本申请实施例不限于以上所述的时域下混处理方法。
S27、对次要声道信号进行差分编码。
对于步骤S27所包括的内容,详见前述实施例中步骤S10至步骤S12的描述,此处不再赘述。
通过前述的举例说明可知,本申请实施例中判决是否采用次要声道信号基音周期差分编码,通过差分编码的方式,可以节省对次要声道信号的基音周期的编码开销。
需要说明的是,对于前述的各方法实施例,为了简单描述,故将其都表述为一系列的动作组合,但是本领域技术人员应该知悉,本申请并不受所描述的动作顺序的限制,因为依据本申请,某些步骤可以采用其他顺序或者同时进行。其次,本领域技术人员也应该知悉,说明书中所描述的实施例均属于优选实施例,所涉及的动作和模块并不一定是本申请所必须的。
为便于更好的实施本申请实施例的上述方案,下面还提供用于实施上述方案的相关装置。
请参阅图10所示,本申请实施例提供的一种立体声编码装置1000,可以包括:下混模块1001、确定模块1002、差分编码模块1003,其中,
下混模块1001,用于对当前帧的左声道信号和所述当前帧的右声道信号进行下混处理,以得到所述当前帧的主要声道信号和所述当前帧的次要声道信号;
确定模块1002,用于确定是否对所述次要声道信号的基音周期进行差分编码;
差分编码模块1003,用于当确定对所述次要声道信号的基音周期进行差分编码时,使用所述主要声道信号的基音周期估计值对所述次要声道信号的基音周期进行差分编码,以得到所述次要声道信号的基音周期索引值,所述次要声道信号的基音周期索引值用于生成待发送的立体声编码码流。
在本申请的一些实施例中,所述确定模块,包括:
主要声道编码模块,用于对所述当前帧的主要声道信号进行编码,以得到所述主要声道信号的基音周期估计值;
开环分析模块,用于对所述当前帧的次要声道信号进行开环基音周期分析,以得到所述次要声道信号的开环基音周期估计值;
阈值判断模块,用于判断所述主要声道信号的基音周期估计值和所述次要声道信号的开环基音周期估计值之间的差值是否超过预设的次要声道基音周期差分编码阈值,当所述差值超过所述次要声道基音周期差分编码阈值时确定进行差分编码,当所述差值没有超过所述次要声道基音周期差分编码阈值时确定不进行差分编码。

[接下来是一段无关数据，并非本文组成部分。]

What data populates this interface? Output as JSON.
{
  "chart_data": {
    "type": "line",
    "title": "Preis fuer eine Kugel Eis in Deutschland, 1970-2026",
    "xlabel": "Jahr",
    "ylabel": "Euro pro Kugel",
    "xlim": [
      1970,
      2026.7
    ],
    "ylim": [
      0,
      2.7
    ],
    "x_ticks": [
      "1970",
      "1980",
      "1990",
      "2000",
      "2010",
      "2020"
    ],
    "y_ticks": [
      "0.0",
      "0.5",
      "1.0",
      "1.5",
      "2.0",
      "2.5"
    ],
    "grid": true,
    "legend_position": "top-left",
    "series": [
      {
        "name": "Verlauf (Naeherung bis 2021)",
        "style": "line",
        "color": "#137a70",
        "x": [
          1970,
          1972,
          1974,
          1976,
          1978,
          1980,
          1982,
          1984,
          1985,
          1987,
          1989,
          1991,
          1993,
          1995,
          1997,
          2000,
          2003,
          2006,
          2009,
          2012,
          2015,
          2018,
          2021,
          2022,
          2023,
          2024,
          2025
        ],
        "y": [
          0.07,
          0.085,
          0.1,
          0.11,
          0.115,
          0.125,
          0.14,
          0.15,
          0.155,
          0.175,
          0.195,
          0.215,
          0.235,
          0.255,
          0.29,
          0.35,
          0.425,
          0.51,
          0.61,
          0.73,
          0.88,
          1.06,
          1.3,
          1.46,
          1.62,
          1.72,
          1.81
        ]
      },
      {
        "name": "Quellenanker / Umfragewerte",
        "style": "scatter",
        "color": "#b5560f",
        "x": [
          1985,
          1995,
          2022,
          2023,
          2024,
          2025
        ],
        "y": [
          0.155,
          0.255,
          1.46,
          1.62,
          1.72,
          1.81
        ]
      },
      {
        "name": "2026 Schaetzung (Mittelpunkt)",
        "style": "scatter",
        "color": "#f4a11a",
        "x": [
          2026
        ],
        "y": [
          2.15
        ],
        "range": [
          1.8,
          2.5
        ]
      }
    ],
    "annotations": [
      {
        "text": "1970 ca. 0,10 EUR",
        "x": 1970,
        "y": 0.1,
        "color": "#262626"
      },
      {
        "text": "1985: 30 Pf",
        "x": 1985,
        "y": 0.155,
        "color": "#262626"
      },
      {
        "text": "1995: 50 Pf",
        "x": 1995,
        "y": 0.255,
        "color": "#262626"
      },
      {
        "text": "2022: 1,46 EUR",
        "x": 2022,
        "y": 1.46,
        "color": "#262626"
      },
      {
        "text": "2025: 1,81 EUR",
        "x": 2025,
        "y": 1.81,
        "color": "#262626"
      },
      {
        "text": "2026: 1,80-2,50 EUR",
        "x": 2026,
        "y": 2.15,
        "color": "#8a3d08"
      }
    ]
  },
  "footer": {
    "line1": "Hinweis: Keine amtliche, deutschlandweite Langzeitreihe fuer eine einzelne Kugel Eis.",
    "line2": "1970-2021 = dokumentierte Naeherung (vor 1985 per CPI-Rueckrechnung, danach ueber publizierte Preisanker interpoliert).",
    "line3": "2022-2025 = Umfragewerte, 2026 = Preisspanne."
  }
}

在本申请的一些实施例中,所述立体声编码装置,还包括:标识配置模块,用于当确定对所述次要声道信号的基音周期进行差分编码时,将所述当前帧中的次要声道基音周期差分编码标识配置为预设的第一值,所述立体声编码码流中携带所述次要声道基音周期差分编码标识,所述第一值用于指示对所述次要声道信号的基音周期进行差分编码。
在本申请的一些实施例中,所述立体声编码装置,还包括:独立编码模块,其中,
所述独立编码模块,用于当确定不对所述次要声道信号的基音周期进行差分编码且不复用所述主要声道信号的基音周期估计值作为所述次要声道信号的基音周期时,对所述次要声道信号的基音周期和所述主要声道信号的基音周期分别进行编码。
进一步的,在本申请的一些实施例中,所述标识配置模块,还用于当确定不对所述次要声道信号的基音周期进行差分编码时,将所述次要声道基音周期差分编码标识配置为预设的第二值,所述立体声编码码流中携带所述次要声道基音周期差分编码标识,所述第二值用于指示不对所述次要声道信号的基音周期进行差分编码;当确定不复用所述主要声道信号的基音周期估计值作为所述次要声道信号的基音周期时,将次要声道信号基音周期复用标识配置为预设的第三值,所述立体声编码码流中携带所述次要声道信号基音周期复用标识,所述第三值用于指示不复用所述主要声道信号的基音周期估计值作为所述次要声道信号的基音周期;
所述独立编码模块,用于对所述次要声道信号的基音周期和所述主要声道信号的基音周期分别进行编码。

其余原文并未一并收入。